Alpha - v0.1.x is an early release for testing and feedback.

Lazy query pipelines for Python, powered by Rust.

ZPyFlow is for Python data that is already in memory: lists, NumPy arrays, generators, dict records, dataclasses, and similar objects. It runs lazy pipelines without building intermediate Python lists, and numeric DSL paths execute in a SIMD-accelerated Rust kernel without constructing Python objects per element.

  • Lazy and fused: chained operations run in one pass.
  • Numeric fast paths: float/int/bool arrays execute in Rust.
  • Expression DSL: col > 5 and col * 2 avoid Python callbacks.
  • Object-friendly: lambdas still work for dicts, dataclasses, and models.
  • Parallel option: .parallel() uses Rayon for large numeric workloads.

ZPyFlow is not trying to replace Polars or pandas. Use those when your data is already table-shaped or you need joins, windows, or multi-column analytics. Use ZPyFlow when you just want a fast pipeline inside ordinary Python code.

Installation

pip install zpyflow

For source builds and contributor setup, see docs/contributing.md.

Quick Start

from zpyflow import Query, col

data = [1.5, -2.3, 0.7, 4.1, -0.5, 3.8, -1.1, 2.2]

result = (
    Query(data)
        .filter(col > 0)
        .map(col * 2.0)
        .take(4)
        .to_list()
)

assert result == [3.0, 1.4, 8.2, 7.6]

Aggregations stay inside the Rust numeric path:

positive = Query(data).filter(col > 0)

assert positive.count() == 5
assert positive.sum() == 12.3
assert Query(data).max() == 4.1

Expression DSL vs Lambdas

Use the expression DSL for numeric hot paths:

from zpyflow import Query, col

scores = [0.2, 0.9, 0.4, 0.95, 0.7]

top = (
    Query(scores)
        .filter(col >= 0.7)
        .map(col * 100)
        .to_list()
)

assert top == [90.0, 95.0, 70.0]

Use lambdas when you need arbitrary Python logic:

records = [
    {"name": "alice", "score": 91},
    {"name": "bob", "score": 64},
    {"name": "carol", "score": 88},
]

names = (
    Query(records)
        .filter(lambda r: r["score"] >= 80)
        .map(lambda r: r["name"])
        .to_list()
)

assert names == ["alice", "carol"]

Lambdas are flexible, but they run as Python callbacks. For speed, prefer col or field() expressions where they fit.

NumPy

import numpy as np
from zpyflow import from_numpy, col

arr = np.random.default_rng(42).standard_normal(1_000_000)

count = (
    from_numpy(arr)
        .filter(col > 0)
        .take(10_000)
        .count()
)

from_numpy() supports common 1-D numeric dtypes, including float64, float32, int64, bool, and uint8. See the full NumPy integration guide.

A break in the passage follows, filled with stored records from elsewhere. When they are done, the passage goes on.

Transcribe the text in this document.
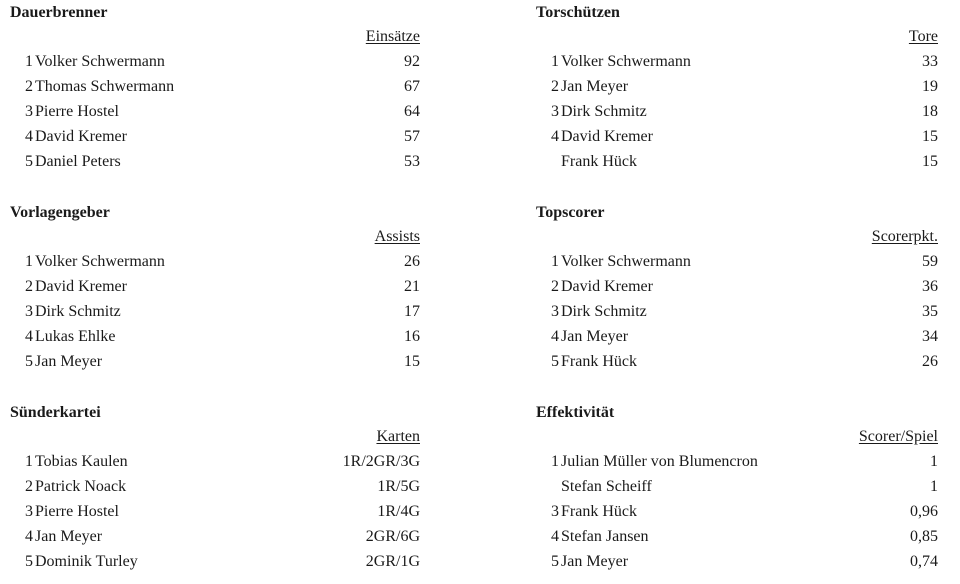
Dauerbrenner
Einsätze
1 Volker Schwermann	92
2 Thomas Schwermann	67
3 Pierre Hostel	64
4 David Kremer	57
5 Daniel Peters	53
Torschützen
Tore
1 Volker Schwermann	33
2 Jan Meyer	19
3 Dirk Schmitz	18
4 David Kremer	15
Frank Hück	15
Vorlagengeber
Assists
1 Volker Schwermann	26
2 David Kremer	21
3 Dirk Schmitz	17
4 Lukas Ehlke	16
5 Jan Meyer	15
Topscorer
Scorerpkt.
1 Volker Schwermann	59
2 David Kremer	36
3 Dirk Schmitz	35
4 Jan Meyer	34
5 Frank Hück	26
Sünderkartei
Karten
1 Tobias Kaulen	1R/2GR/3G
2 Patrick Noack	1R/5G
3 Pierre Hostel	1R/4G
4 Jan Meyer	2GR/6G
5 Dominik Turley	2GR/1G
Effektivität
Scorer/Spiel
1 Julian Müller von Blumencron	1
Stefan Scheiff	1
3 Frank Hück	0,96
4 Stefan Jansen	0,85
5 Jan Meyer	0,74
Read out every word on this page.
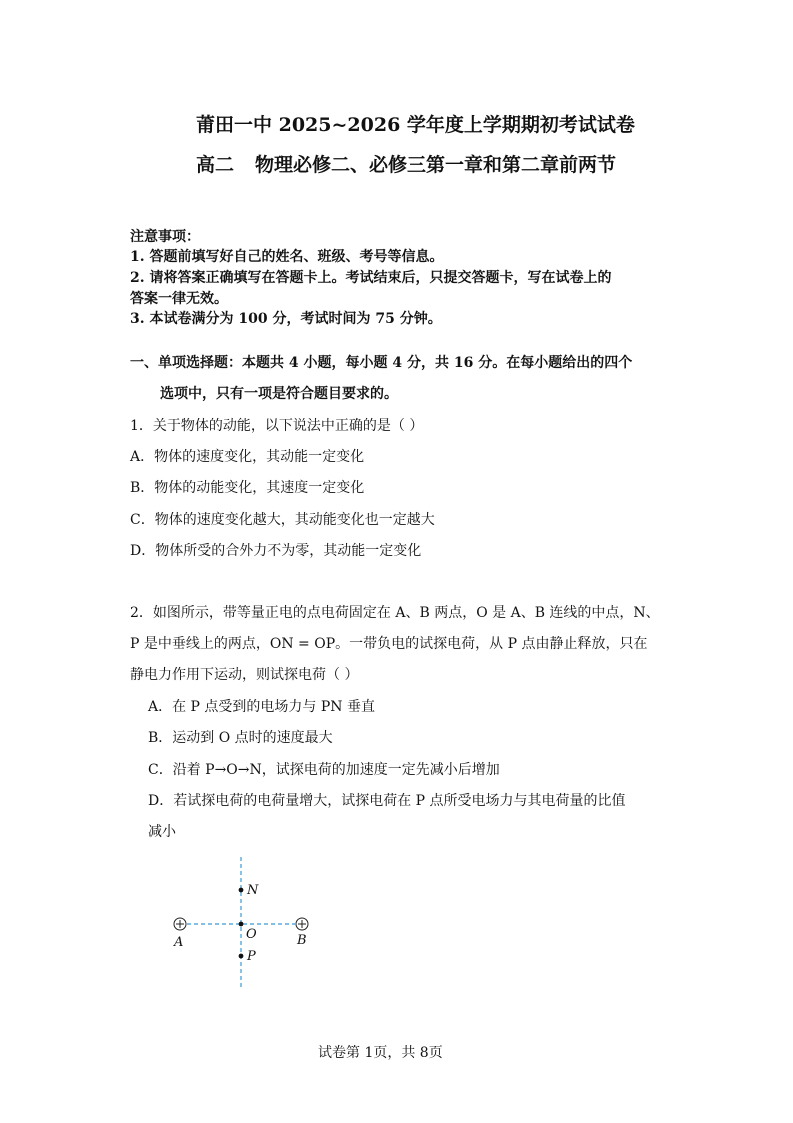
莆田一中 2025~2026 学年度上学期期初考试试卷
高二 物理必修二、必修三第一章和第二章前两节
注意事项：
1. 答题前填写好自己的姓名、班级、考号等信息。
2. 请将答案正确填写在答题卡上。考试结束后，只提交答题卡，写在试卷上的
答案一律无效。
3. 本试卷满分为 100 分，考试时间为 75 分钟。
一、单项选择题：本题共 4 小题，每小题 4 分，共 16 分。在每小题给出的四个
选项中，只有一项是符合题目要求的。
1．关于物体的动能，以下说法中正确的是（ ）
A．物体的速度变化，其动能一定变化
B．物体的动能变化，其速度一定变化
C．物体的速度变化越大，其动能变化也一定越大
D．物体所受的合外力不为零，其动能一定变化
2．如图所示，带等量正电的点电荷固定在 A、B 两点，O 是 A、B 连线的中点，N、
P 是中垂线上的两点，ON = OP。一带负电的试探电荷，从 P 点由静止释放，只在
静电力作用下运动，则试探电荷（ ）
A．在 P 点受到的电场力与 PN 垂直
B．运动到 O 点时的速度最大
C．沿着 P→O→N，试探电荷的加速度一定先减小后增加
D．若试探电荷的电荷量增大，试探电荷在 P 点所受电场力与其电荷量的比值
减小
N
O
P
A	B
试卷第 1页，共 8页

Dict Records and Field DSL

For dict-like records, field() covers common filters and aggregations without writing a Python callback for every element:

from zpyflow import Query, field

logs = [
    {"path": "/api", "status": 200, "latency_ms": 42.0},
    {"path": "/api", "status": 500, "latency_ms": 310.0},
    {"path": "/health", "status": 200, "latency_ms": 8.0},
]

slow = (
    Query(logs)
        .filter(field("latency_ms") > 100)
        .to_list()
)

assert slow == [{"path": "/api", "status": 500, "latency_ms": 310.0}]

See Object Field DSL and Adapters for JSON Lines, CSV, and Arrow input.

Grouping

from zpyflow import Query, agg_count, agg_sum, field

orders = [
    {"user": "alice", "amount": 120.0},
    {"user": "bob", "amount": 45.0},
    {"user": "alice", "amount": 80.0},
]

summary = Query(orders).group_agg(
    field("user"),
    count=agg_count(),
    total=agg_sum(field("amount")),
)

assert summary == [
    {"_key": "alice", "count": 2, "total": 200.0},
    {"_key": "bob", "count": 1, "total": 45.0},
]

See GroupBy & group_agg for more grouping examples.

When To Use It

Good fits:

  • Data is already in Python sequences or NumPy arrays.
  • Early stopping matters, for example filter(col > threshold).take(k).
  • You want a lazy pipeline API around ordinary Python data.
  • You can use col or field() instead of a Python callback.
  • You want Arrow or NumPy inputs to stay on a typed path.
  • You have a sync web endpoint (FastAPI, Flask) filtering or aggregating a large numeric sequence — ZPyFlow's lower per-request CPU time translates directly to higher RPS under concurrent load.

Use another tool when:

  • You need joins, window functions, or SQL-style analytics.
  • The work spans many columns in a table.
  • The main operation is dense vectorized math that NumPy already expresses well.
  • You need full-array filter, map, sum, or count and NumPy already has the data.
  • Your data is small enough that readability matters more than execution path.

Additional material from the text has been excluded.